Rickman, who also founded Bookham Technology and was a key investor and chairman at silicon photonics specialist Kotura, said in a release from Rockley and Tyndall that his latest venture’s take on silicon photonics was designed to address challenges facing next-generation data centers, through which much of the internet’s spiralling traffic – and energy consumption – is routed.

“Network architects [will be able to] to take advantage of new high-density, low-power connectivity solutions and explore new network topologies and equipment design,” he commented.

“This investment with IPIC will enable us to combine our expertise and utilize Tyndall’s state-of-the-art facilities to develop ground breaking early stage technologies, which will not only have a huge impact on the future architecture design of large data centers, but will also improve the power and computational capacity of new consumer devices and provide robust sensing solutions in the autonomous vehicles and consumer device sectors as well as others.”

Market expectations
Tyndall has long-standing expertise in both conventional and silicon photonics technologies, and is already involved in development consortia with semiconductor industry giants IBM and Intel. It is also home to the European Commission backed “PIXAPP” pilot line effort, which is focused on photonic integrated circuit (PIC) packaging – regarded as a key bottleneck in PIC and silicon photonics technology development.

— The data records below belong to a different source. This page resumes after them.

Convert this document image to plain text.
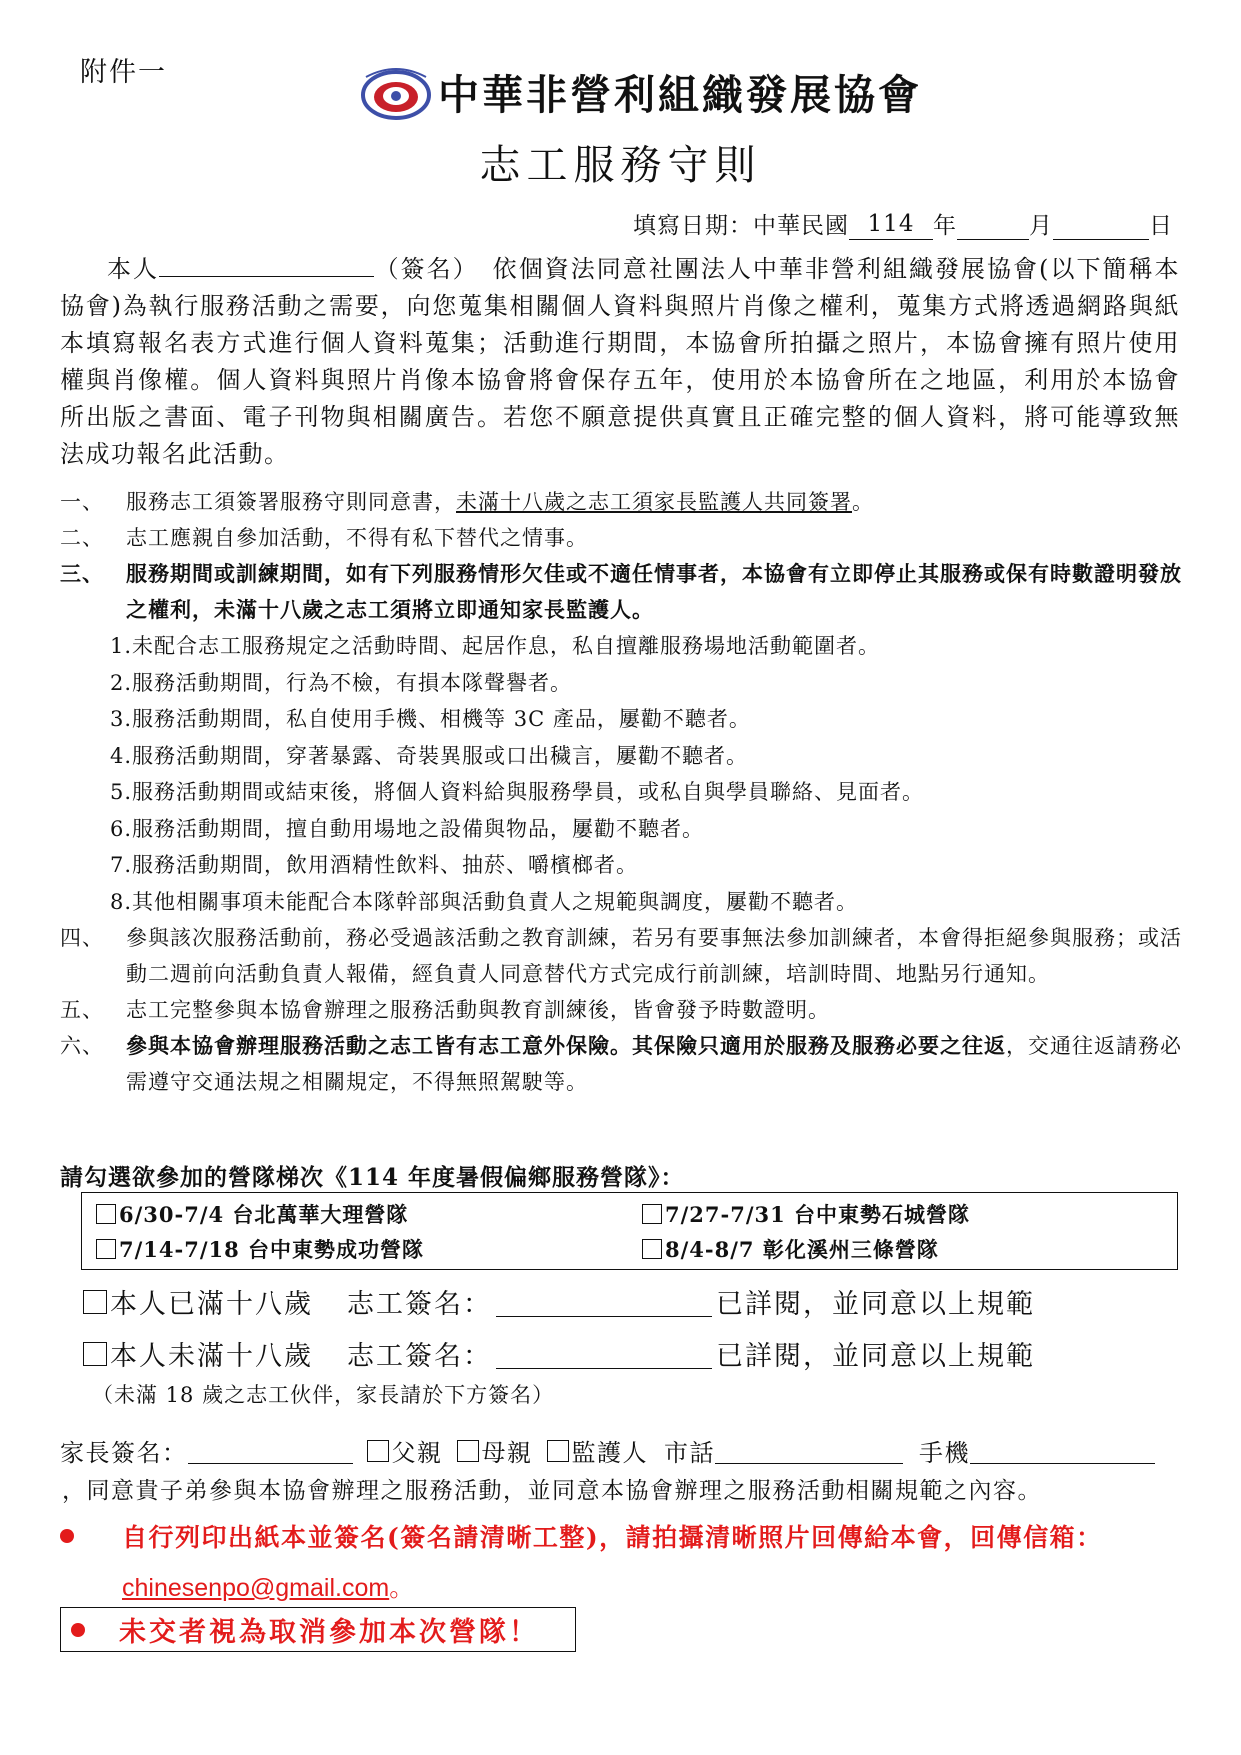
附件一	中華非營利組織發展協會
志工服務守則
填寫日期：中華民國 114 年	月	日
本人	（簽名）　 依個資法同意社團法人中華非營利組織發展協會(以下簡稱本協會)為執行服務活動之需要，向您蒐集相關個人資料與照片肖像之權利，蒐集方式將透過網路與紙本填寫報名表方式進行個人資料蒐集；活動進行期間，本協會所拍攝之照片，本協會擁有照片使用權與肖像權。個人資料與照片肖像本協會將會保存五年，使用於本協會所在之地區，利用於本協會所出版之書面、電子刊物與相關廣告。若您不願意提供真實且正確完整的個人資料，將可能導致無法成功報名此活動。
一、	服務志工須簽署服務守則同意書，未滿十八歲之志工須家長監護人共同簽署。
二、	志工應親自參加活動，不得有私下替代之情事。
三、	服務期間或訓練期間，如有下列服務情形欠佳或不適任情事者，本協會有立即停止其服務或保有時數證明發放之權利，未滿十八歲之志工須將立即通知家長監護人。
1.未配合志工服務規定之活動時間、起居作息，私自擅離服務場地活動範圍者。
2.服務活動期間，行為不檢，有損本隊聲譽者。
3.服務活動期間，私自使用手機、相機等 3C 產品，屢勸不聽者。
4.服務活動期間，穿著暴露、奇裝異服或口出穢言，屢勸不聽者。
5.服務活動期間或結束後，將個人資料給與服務學員，或私自與學員聯絡、見面者。
6.服務活動期間，擅自動用場地之設備與物品，屢勸不聽者。
7.服務活動期間，飲用酒精性飲料、抽菸、嚼檳榔者。
8.其他相關事項未能配合本隊幹部與活動負責人之規範與調度，屢勸不聽者。
四、	參與該次服務活動前，務必受過該活動之教育訓練，若另有要事無法參加訓練者，本會得拒絕參與服務；或活動二週前向活動負責人報備，經負責人同意替代方式完成行前訓練，培訓時間、地點另行通知。
五、	志工完整參與本協會辦理之服務活動與教育訓練後，皆會發予時數證明。
六、	參與本協會辦理服務活動之志工皆有志工意外保險。其保險只適用於服務及服務必要之往返，交通往返請務必需遵守交通法規之相關規定，不得無照駕駛等。
請勾選欲參加的營隊梯次《114 年度暑假偏鄉服務營隊》：
6/30-7/4 台北萬華大理營隊	7/27-7/31 台中東勢石城營隊
7/14-7/18 台中東勢成功營隊	8/4-8/7 彰化溪州三條營隊
本人已滿十八歲 志工簽名：	已詳閱，並同意以上規範
本人未滿十八歲 志工簽名：	已詳閱，並同意以上規範
（未滿 18 歲之志工伙伴，家長請於下方簽名）
家長簽名：	父親 母親 監護人 市話	手機
，同意貴子弟參與本協會辦理之服務活動，並同意本協會辦理之服務活動相關規範之內容。
自行列印出紙本並簽名(簽名請清晰工整)，請拍攝清晰照片回傳給本會，回傳信箱：
chinesenpo@gmail.com。
未交者視為取消參加本次營隊！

IPIC’s director Paul Townsend, also the head of photonics at Tyndall, added: “The investment will not only advance IPIC’s optical modulator and photonics integration technologies into products designed for volume production, but will also strongly position both IPIC and Rockley to take competitive advantage in the datacoms market.”

According to Townsend that market should be worth $6.4 billion by 2023, while France-based industry analyst Yole Développement said earlier this week that it considers the silicon photonics sector to be “at the very beginning of a massive deployment”.

Yole, which collaborated with former Kotura CEO Jean-Louis Malinge on its latest report, concluded that the market for silicon photonics chips would be worth $560 million in 2025 – but that silicon photonics transceivers would by then command a sector worth nearly $4 billion.

“The tipping point of the silicon photonics industry is only at the very beginning, since there is massive, ongoing global development geared towards further integration,” Yole’s analyst team believes, highlighting collaborations between the Taiwanese foundry giant TSMC and Luxtera, and between US-based GlobalFoundries and Ayar Labs, as evidence of the technology's maturation.

It comes as developers of both silicon and more conventional photonics technologies gathered in San Diego for the annual Optical Fiber Communication (OFC) conference and show. This year key vendors including Finisar and Lumentum have showcased 400 Gb/s technologies for both datacom and telecom applications.